- Born: January 23, 1912 Topawa, Arizona Territory (now Arizona)
- Died: February 7, 2014 (aged 102) Phoenix, Arizona, U.S.
- Citizenship: Navajo Nation • U.S.
- Known for: Being a Navajo Code Talker

= Arthur J. Hubbard Sr. =

Native American politician and Navajo code talker (1912–2014)

Arthur J. Hubbard Sr. (January 23, 1912 – February 7, 2014) was an American state senator from Arizona, who served as a Navajo Code Talker instructor in World War II.

==Life==
Hubbard was born in 1912 on the Tohono O'odham Nation in Topawa, Arizona Territory, on January 23, 1912, about three weeks before Arizona became a state. He grew up in Ganado, Arizona, which is part of the Navajo Nation, and studied at the University of Arizona. He was the leader of a Navajo tribal band, as a trombone player and singer.
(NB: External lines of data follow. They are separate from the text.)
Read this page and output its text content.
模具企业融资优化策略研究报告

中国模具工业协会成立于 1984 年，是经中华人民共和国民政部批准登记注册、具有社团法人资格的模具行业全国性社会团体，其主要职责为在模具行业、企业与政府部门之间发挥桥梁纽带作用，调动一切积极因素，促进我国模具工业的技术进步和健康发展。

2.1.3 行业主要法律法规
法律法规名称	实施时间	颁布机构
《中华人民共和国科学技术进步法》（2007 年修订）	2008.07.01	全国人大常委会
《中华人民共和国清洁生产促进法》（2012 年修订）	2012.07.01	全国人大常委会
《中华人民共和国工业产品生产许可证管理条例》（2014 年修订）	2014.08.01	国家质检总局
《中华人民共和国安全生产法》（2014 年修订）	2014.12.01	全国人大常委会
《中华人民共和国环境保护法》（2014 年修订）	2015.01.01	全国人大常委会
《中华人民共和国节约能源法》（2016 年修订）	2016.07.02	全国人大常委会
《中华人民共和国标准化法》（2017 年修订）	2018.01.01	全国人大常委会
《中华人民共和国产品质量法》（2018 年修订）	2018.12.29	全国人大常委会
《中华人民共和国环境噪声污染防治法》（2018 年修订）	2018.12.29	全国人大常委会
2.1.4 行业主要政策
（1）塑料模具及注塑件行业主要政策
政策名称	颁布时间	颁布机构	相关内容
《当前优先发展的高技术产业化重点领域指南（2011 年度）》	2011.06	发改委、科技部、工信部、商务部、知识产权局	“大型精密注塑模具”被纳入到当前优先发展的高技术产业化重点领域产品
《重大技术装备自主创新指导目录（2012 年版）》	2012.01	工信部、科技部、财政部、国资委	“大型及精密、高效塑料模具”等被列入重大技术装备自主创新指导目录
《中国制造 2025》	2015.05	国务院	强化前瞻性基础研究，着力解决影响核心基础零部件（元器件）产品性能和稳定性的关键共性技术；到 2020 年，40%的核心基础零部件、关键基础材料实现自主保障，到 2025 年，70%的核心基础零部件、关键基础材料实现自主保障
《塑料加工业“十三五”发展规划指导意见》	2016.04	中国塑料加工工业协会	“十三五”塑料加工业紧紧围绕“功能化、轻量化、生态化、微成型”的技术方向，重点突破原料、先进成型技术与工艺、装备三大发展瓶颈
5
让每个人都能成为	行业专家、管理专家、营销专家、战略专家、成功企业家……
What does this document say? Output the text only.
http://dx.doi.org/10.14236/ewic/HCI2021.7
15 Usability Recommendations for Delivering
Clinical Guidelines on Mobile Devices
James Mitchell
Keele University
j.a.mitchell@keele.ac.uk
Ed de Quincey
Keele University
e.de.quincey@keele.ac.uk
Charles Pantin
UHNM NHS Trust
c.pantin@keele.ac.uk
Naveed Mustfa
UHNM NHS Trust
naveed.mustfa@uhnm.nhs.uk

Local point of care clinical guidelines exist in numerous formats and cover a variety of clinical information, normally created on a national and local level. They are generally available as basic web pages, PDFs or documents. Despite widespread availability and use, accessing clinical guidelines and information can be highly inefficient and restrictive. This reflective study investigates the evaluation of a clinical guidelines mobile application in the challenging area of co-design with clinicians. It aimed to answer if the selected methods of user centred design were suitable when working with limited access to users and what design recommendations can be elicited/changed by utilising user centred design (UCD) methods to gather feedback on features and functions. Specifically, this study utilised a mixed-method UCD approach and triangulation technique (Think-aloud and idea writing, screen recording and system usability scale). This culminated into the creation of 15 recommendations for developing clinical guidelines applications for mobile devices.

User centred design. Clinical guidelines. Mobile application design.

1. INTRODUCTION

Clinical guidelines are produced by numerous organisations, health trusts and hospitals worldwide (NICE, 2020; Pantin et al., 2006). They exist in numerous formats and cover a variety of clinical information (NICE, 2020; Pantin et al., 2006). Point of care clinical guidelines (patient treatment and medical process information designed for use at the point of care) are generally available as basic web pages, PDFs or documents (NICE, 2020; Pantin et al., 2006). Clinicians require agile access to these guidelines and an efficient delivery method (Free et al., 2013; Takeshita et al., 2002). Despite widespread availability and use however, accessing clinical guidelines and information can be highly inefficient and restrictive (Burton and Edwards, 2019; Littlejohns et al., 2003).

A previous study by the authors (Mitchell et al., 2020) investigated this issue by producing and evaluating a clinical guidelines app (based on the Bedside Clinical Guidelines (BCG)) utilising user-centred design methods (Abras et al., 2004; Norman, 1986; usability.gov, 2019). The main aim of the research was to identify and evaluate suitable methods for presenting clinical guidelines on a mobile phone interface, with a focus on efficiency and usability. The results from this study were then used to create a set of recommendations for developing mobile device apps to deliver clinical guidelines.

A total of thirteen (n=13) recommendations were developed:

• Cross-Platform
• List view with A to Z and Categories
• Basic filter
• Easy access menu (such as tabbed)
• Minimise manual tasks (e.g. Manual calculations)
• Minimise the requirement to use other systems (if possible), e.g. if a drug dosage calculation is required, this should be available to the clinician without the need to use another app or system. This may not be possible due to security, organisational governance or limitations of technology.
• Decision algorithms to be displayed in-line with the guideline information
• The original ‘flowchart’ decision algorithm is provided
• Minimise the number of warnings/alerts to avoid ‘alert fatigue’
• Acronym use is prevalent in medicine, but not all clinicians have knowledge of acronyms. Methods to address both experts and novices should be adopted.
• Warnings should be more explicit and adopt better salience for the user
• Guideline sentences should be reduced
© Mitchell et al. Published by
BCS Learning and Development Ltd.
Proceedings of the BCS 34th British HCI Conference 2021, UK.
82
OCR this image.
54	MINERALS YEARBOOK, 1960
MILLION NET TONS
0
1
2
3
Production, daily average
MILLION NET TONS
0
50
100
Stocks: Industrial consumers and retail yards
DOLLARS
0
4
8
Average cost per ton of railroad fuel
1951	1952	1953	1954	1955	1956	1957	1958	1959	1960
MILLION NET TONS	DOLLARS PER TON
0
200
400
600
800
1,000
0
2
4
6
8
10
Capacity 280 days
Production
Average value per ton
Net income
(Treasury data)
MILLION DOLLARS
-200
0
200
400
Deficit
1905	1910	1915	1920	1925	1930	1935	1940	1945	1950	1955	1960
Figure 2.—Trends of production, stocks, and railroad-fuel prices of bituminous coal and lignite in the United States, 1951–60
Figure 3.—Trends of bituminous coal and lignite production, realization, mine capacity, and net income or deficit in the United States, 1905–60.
From 1939 to 1945 Hubbard voluntarily served in the U. S. Marine Corps. During World War II, he was a Navajo Code Talker instructor training over 200 men to transmit coded messages using the Navajo language. After his military duties, the then Governor Jack Williams appointed him Director of Indian Development District of Arizona. In 1972 he became state senator in Arizona, serving for 12 years until 1984. This made him the first Native American senator in the Arizona State Legislature. His other work includes serving as a water rights advisor to the Tohono O'odham Nation, and as a Navajo culture and language instructor at Arizona State University. He also played an important part in the establishment of Diné College (originally known as Navajo Community College), which was the first college established within the Navajo Nation.

Hubbard was inducted into the Arizona Veterans Hall of Fame and the Arizona Democratic Party Hall of Fame. He received the Navajo Code Talker Congressional Silver Medal in 2000. He died at age 102 on February 7, 2014, in Phoenix, Arizona. On his death, flags across the Navajo Nation were flown at half-staff in his honor.